Health Minister Martin Foley confirmed the man, from Melbourne’s eastern suburbs, returned a positive test on Friday morning.

“He did all of the right things, got his gear, went straight home, sat in the back seat, put his mask on all the way home and stayed separate from the rest of the members of his family,” Mr Foley said.

The Victorian public health team is working to contact everyone on Qantas flight QF778, who will be required to get tested and isolate for 14 days.

“We will be examining the gentleman’s movements, particularly through the airport, where he did wear a mask, as he did on the flight,” Mr Foley said.

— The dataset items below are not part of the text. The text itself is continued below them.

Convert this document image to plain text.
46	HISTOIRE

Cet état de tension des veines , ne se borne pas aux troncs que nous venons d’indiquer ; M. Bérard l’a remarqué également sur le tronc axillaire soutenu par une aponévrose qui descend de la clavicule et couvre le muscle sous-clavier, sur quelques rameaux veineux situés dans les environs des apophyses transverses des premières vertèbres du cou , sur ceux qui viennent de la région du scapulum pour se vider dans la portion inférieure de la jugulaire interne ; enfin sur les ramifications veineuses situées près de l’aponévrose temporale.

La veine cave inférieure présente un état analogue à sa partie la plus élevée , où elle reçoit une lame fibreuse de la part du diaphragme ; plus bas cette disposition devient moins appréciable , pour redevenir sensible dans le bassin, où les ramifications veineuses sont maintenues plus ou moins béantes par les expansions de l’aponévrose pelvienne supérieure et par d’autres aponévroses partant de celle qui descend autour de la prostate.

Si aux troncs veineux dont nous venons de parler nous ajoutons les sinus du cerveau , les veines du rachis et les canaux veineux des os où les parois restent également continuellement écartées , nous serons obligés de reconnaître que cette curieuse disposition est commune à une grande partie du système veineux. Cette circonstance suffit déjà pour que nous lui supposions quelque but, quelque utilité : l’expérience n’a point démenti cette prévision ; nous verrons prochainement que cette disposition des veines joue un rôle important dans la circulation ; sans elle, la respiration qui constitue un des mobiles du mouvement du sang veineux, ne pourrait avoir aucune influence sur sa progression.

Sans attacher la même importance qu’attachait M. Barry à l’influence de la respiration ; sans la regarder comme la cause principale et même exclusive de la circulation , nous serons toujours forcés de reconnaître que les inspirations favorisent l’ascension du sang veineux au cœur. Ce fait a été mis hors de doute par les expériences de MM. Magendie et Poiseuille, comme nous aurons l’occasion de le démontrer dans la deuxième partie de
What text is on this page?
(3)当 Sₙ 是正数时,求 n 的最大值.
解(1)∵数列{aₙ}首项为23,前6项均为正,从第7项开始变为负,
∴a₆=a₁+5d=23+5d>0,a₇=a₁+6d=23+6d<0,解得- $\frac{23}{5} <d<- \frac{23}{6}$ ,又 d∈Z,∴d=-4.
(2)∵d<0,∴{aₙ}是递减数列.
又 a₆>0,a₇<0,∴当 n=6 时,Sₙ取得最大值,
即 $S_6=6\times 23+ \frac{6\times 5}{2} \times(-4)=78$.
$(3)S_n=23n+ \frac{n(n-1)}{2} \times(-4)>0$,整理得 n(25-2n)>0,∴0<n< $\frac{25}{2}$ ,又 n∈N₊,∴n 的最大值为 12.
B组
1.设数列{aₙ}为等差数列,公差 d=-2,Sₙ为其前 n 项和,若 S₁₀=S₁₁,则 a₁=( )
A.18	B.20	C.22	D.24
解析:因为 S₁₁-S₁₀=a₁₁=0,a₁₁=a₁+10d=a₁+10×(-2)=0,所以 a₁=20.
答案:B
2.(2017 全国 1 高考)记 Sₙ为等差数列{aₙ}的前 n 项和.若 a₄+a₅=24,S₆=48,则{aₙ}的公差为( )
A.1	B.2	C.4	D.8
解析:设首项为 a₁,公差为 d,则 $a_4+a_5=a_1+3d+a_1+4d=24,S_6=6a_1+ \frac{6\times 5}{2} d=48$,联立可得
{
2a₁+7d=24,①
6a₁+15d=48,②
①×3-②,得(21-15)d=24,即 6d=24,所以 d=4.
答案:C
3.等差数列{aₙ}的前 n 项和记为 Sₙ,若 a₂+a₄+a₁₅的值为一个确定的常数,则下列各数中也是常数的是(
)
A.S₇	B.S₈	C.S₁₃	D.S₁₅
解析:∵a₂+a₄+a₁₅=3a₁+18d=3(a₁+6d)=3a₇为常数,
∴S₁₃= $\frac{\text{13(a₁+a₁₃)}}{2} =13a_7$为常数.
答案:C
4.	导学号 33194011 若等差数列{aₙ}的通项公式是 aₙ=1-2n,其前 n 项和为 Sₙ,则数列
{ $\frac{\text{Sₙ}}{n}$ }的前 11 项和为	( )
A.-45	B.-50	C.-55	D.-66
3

He said he was not aware of how many people were aboard the flight.

Meanwhile, West Australian Premier Mark McGowan has announced Perth’s Mercure Hotel will not take any new returned overseas travellers.

It will instead transition to a “low-risk” quarantine hotel for a flight-load of seasonal workers expected to arrive from Tonga and Vanuatu next month.

Documents released by the government have revealed the extent to which it was aware of risk factors at its quarantine hotels.

Chief Health Officer Andy Robertson received a report on April 8 which identified three hotels – the Mercure, the Sheraton Four Points and Novotel Langley – as being “high risk” for ventilation issues.

Dr Robertson wrote to the premier last Friday advising that the Mercure was the highest-risk of the three hotels and it should no longer accommodate returned travellers.

The mother, who is six months’ pregnant, and her daughter at the Mercure returned positive tests that day.

In his letter to the Premier, Dr Robertson said the risks could be mitigated by changes such as installing HEPA air filters in rooms with positive cases.

“Assessment of the three higher risk hotels indicates that the Mercure Hotel is probably the most difficult to mitigate, given positive pressure rooms, opening windows and the age of the facility,” he wrote.

“The other two higher risk hotels (Four Points Sheraton, Novotel Langley) are easier to mitigate utilising measures already implemented and the recommended measures.”

The ventilation report was commissioned after a security guard at the Sheraton contracted COVID-19 in January, prompting a five-day lockdown.

Australian Medical Association WA president Andrew Miller said it was unacceptable that previously healthy travellers had contracted the virus within hotel quarantine, something which has also happened in other states.

Mr McGowan said WA’s nine quarantine hotels were accommodating more than 2000 international arrivals on any given day.

He said the federal government’s refusal to consider his proposal to shift returned travellers into Commonwealth facilities such as military bases or detention centres had left states running “imperfect” quarantine hotels.

Guests who also stayed on the sixth floor at the Mercure have been re-tested and directed to self-isolate until cleared.

The floor has been cleared of guests.

The news comes as the Northern Territory recorded another 13 cases of coronavirus in quarantine among people who recently arrived on two repatriation flights from India.

The new cases — five from an April 15 flight from Chennai and eight from a flight from New Delhi two days later — bring the NT’s total number of recent diagnoses from India to 35.